A password that protected a file last month can become the thing slowing you down every time you open it today. If you own the document and know the password, removing it is straightforward. Here is how it works, and where the honest limits are.
There are two kinds of PDF password, and they do different jobs. An open password (sometimes called a user password) blocks the file from opening at all without it. A permissions password (owner password) lets anyone open the file but restricts what they can do — printing, copying text, or editing. Removing either requires that you can already open the file, which is the whole point: this is for documents you own, not a way around someone else's protection.
If you can open the file, you can usually strip the password by opening it, supplying the password once, and saving a new copy without protection. The new file behaves like any normal PDF. This is the common case — you set a password to email something securely, the recipient has it now, and the copy you are keeping no longer needs the friction.
If you have genuinely lost the password, that is a different and much harder situation, by design. Strong PDF encryption exists precisely so that a file cannot be opened without the key.
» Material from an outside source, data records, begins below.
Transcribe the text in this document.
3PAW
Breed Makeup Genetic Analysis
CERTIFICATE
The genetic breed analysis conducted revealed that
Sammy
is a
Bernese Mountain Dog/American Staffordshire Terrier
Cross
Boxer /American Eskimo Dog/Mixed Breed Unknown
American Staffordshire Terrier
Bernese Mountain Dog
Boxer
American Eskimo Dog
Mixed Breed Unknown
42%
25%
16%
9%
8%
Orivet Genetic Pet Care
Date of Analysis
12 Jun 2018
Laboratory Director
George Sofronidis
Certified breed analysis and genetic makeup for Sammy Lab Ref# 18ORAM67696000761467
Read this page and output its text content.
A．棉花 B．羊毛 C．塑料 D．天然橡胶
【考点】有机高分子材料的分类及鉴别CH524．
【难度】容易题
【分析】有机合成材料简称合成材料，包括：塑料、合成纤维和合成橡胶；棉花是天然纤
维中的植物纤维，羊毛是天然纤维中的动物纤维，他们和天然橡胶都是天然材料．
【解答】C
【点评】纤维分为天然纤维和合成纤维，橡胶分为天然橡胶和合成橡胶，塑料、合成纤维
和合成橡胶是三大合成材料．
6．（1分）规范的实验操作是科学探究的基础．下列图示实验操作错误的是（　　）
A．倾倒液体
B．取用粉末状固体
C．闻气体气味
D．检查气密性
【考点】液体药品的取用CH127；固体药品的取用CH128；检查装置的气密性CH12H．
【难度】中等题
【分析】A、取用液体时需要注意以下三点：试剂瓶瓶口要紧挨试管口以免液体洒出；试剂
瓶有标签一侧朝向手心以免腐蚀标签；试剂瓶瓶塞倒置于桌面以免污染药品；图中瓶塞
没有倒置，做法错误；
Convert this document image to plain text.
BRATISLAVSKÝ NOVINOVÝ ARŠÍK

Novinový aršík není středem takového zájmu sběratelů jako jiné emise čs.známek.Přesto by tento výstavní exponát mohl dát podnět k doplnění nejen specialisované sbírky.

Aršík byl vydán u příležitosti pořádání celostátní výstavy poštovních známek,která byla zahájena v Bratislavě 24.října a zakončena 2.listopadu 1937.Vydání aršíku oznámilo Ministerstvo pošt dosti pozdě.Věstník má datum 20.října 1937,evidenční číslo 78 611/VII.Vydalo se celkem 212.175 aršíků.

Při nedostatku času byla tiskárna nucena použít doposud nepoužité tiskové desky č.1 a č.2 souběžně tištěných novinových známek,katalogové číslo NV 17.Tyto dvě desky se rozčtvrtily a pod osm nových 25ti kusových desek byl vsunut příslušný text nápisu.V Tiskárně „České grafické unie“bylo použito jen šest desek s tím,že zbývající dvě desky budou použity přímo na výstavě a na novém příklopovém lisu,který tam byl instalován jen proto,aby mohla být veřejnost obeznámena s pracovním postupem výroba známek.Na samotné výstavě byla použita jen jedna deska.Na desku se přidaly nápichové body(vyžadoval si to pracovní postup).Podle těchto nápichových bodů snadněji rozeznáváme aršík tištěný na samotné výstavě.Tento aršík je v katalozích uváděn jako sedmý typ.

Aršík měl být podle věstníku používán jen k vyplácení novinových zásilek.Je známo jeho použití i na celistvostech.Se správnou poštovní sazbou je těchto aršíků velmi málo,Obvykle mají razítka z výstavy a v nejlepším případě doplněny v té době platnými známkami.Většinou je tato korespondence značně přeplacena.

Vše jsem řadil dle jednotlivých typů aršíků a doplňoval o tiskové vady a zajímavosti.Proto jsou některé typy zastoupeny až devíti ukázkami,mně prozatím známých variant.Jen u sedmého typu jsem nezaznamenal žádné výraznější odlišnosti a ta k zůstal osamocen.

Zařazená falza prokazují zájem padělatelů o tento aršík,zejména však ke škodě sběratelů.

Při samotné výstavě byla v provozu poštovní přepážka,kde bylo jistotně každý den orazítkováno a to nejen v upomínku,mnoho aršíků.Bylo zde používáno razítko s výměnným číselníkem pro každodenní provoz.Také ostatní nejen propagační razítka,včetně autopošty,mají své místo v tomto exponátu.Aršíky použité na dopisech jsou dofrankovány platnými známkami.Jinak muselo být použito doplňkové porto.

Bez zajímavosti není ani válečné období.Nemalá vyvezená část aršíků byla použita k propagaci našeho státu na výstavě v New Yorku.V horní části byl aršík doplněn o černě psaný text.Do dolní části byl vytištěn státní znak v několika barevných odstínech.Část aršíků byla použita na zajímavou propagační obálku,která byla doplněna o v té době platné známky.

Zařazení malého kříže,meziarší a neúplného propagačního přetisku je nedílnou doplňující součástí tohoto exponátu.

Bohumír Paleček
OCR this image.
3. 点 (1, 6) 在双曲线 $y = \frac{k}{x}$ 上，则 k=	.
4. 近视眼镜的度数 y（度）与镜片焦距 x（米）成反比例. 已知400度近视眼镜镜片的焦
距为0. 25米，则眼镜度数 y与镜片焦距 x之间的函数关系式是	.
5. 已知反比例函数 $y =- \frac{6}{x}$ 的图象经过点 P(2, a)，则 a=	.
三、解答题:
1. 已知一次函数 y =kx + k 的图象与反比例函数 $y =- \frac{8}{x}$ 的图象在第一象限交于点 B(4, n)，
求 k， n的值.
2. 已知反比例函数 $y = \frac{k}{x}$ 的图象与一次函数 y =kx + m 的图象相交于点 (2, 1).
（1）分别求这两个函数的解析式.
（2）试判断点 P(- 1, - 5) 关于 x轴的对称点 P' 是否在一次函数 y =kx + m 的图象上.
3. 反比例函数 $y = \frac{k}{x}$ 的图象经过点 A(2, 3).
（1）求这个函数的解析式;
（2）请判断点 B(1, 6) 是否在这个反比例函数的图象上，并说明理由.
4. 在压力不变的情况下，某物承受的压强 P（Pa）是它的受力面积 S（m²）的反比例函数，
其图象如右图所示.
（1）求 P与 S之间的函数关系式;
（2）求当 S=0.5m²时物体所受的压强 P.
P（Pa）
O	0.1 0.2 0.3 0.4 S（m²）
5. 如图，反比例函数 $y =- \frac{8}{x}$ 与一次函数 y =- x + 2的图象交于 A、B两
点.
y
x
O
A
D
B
A reputable tool will not break encryption it cannot legitimately unlock, and any service promising to crack a strong password instantly on a file you cannot open is one to be wary of — both technically and ethically.
For your own files, the real lesson is prevention: keep passwords in a password manager rather than your memory, so "I forgot it" never becomes "I lost the document."
Removing a password removes a barrier — it does not change the contents, and it does not "clean" the file of anything else. If the document also contains sensitive information you want gone, that is redaction, which is a separate job. And if you are removing a password only to send the file onward, ask whether the recipient should have an unprotected copy at all, or whether you should set a new password they control.